I shook my head. “I can’t. I don’t have the right training or the equipment. I don’t even have a job—”
“There’s a hell of a lot you can do. Starting with finding out why those kids got a disease you said runs in only a handful of families and is a one in a billion odds of anyone getting.” His eyes narrowed to dark slits, the whites hidden, only his irises and pupils showing. “Someone’s got to be behind all this. Tell me who, and I’ll take care of the rest.”
Back to his conspiracy theories about his father’s company. “You’re thinking Kingston Enterprises?”
“Why stop at Ebola?
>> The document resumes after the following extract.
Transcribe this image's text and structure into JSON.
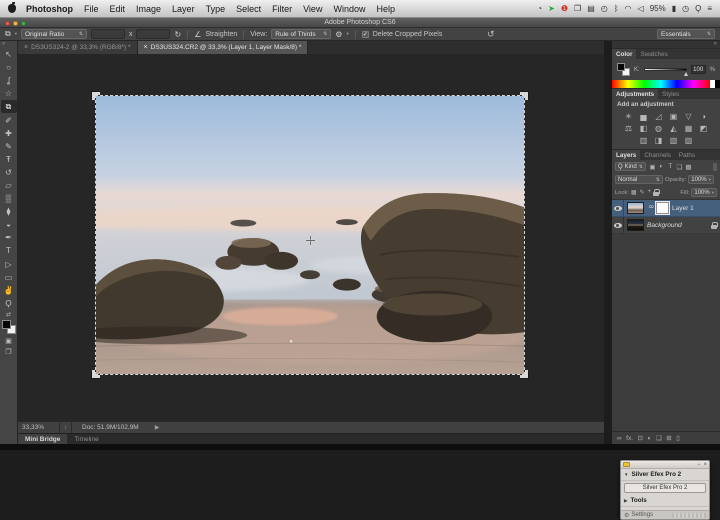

If the sick bastards will go there, what’s to stop them from something worse, something there’s no cure for—at least not that we know of. Yet.” The gleam in his eyes told me that Kingston Enterprises was about to get the most thorough inspection tour any CEO had ever performed.
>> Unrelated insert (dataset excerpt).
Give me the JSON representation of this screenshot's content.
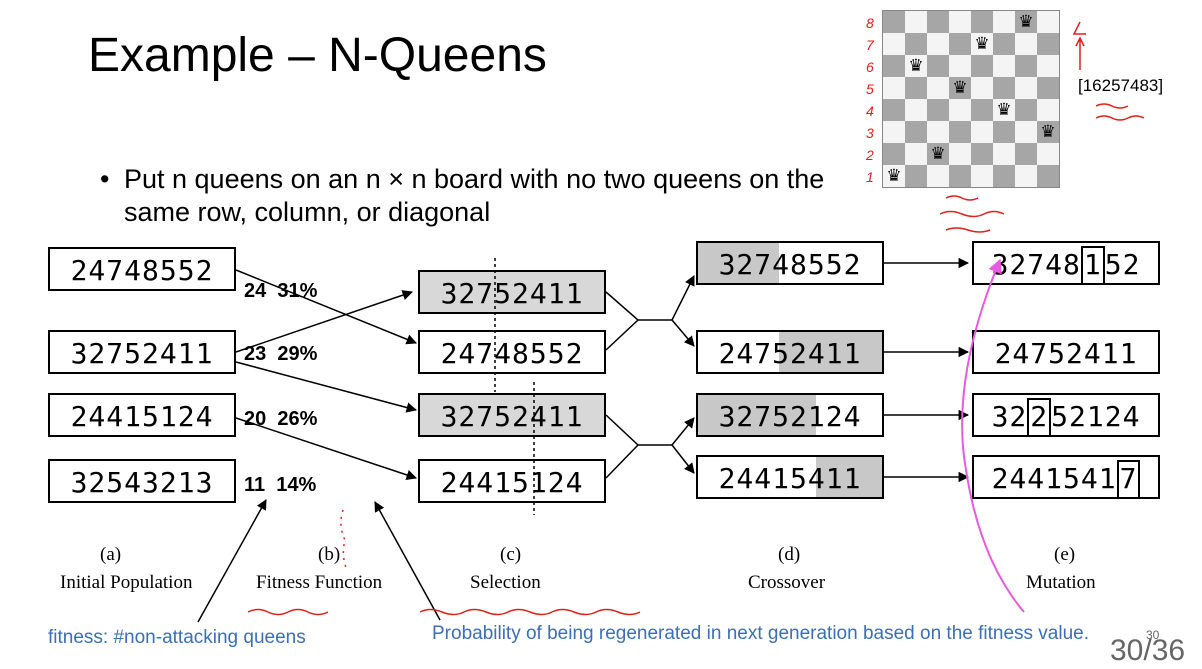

“If it is manmade and not some crazy sporadic mutation gone wild, then they must have access to a sophisticated laboratory facility, advanced techniques in genetic engineering, the same isolation protocols you’d need to handle a Level Four pathogen.”
The thought of anyone playing with prions was mind-boggling. Who in their right mind would risk
that
genie escaping the bottle? Fictional depictions of a zombie apocalypse paled in comparison to what could actually happen in a world where prions were set loose. No defense, no treatment, no cure…not just in humans, in any mammal.
Talk about a horror story.
“You think Daniel might know something about this? Maybe we should go talk to him. You said no one can lie when you’re inside their head. Maybe we can finally get the truth.”
“I said one of his labs could be equipped to create a prion disease and turn it into a targeted weapon. Instead of looking at who could be spreading the fatal insomnia, maybe we should look at where. When Louise and I searched the CDC database, we found other clusters of prion disease. A few people, unrelated to each other. One in a small fishing village in Okinawa. Another in an ancient walled town in Umbria, Italy. A last on an island off the coast of Ireland.”
“And now here?” He frowned. “That makes no sense. Unless someone is using us as guinea pigs.”
I’d long since abandoned my food. He took my tray to the trash, and we returned to the elevator. As we emerged into the lobby outside the ICU, Devon said, “That’s how I would do it, testing a new disease. I’d want to see how many I had to infect—” He stopped. “Wait. What if there are people out there who are infected but don’t show symptoms? Couldn’t we use them to create a cure? Maybe that’s why it’s all kids, except for you. The adults are just, I don’t know, carriers. Or maybe they’re immune.”
“Doesn’t work that way, but you’re right. We need to find out how we were infected. Were the children targeted and I was accidentally exposed? Maybe Louise’s original assumption was right and my dad’s fatal insomnia—the genetic kind—somehow made me more susceptible.” I shook my head. “Too many questions.”
He jerked his chin. “Then let’s start getting answers. Because if someone created this, I’m damn sure they have a cure. I’m not losing Esme. Not again.”
“After I check on Jacob.”
He sobered at that.
There was a women’s room across the hall from the elevator bank. I’d promised Ryder I’d stay in touch. I pulled out my cell. “I’ll be right back.”
Of course he saw right through me. “Tell Ryder he should feed you more often.”
I fingered Ryder’s amber pendant. Funny thing, I didn’t mind checking in with him. It felt good, knowing there was someone who cared enough to wait for my call. Plus, I wanted to know what more he’d discovered about Littleton and his partners.
So much to do. Bring the Brotherhood—or whoever Littleton’s partner or partners were—to justice before they killed again. Track the fatal insomnia patients and the origin of our disease. Find a cure—or at least a treatment.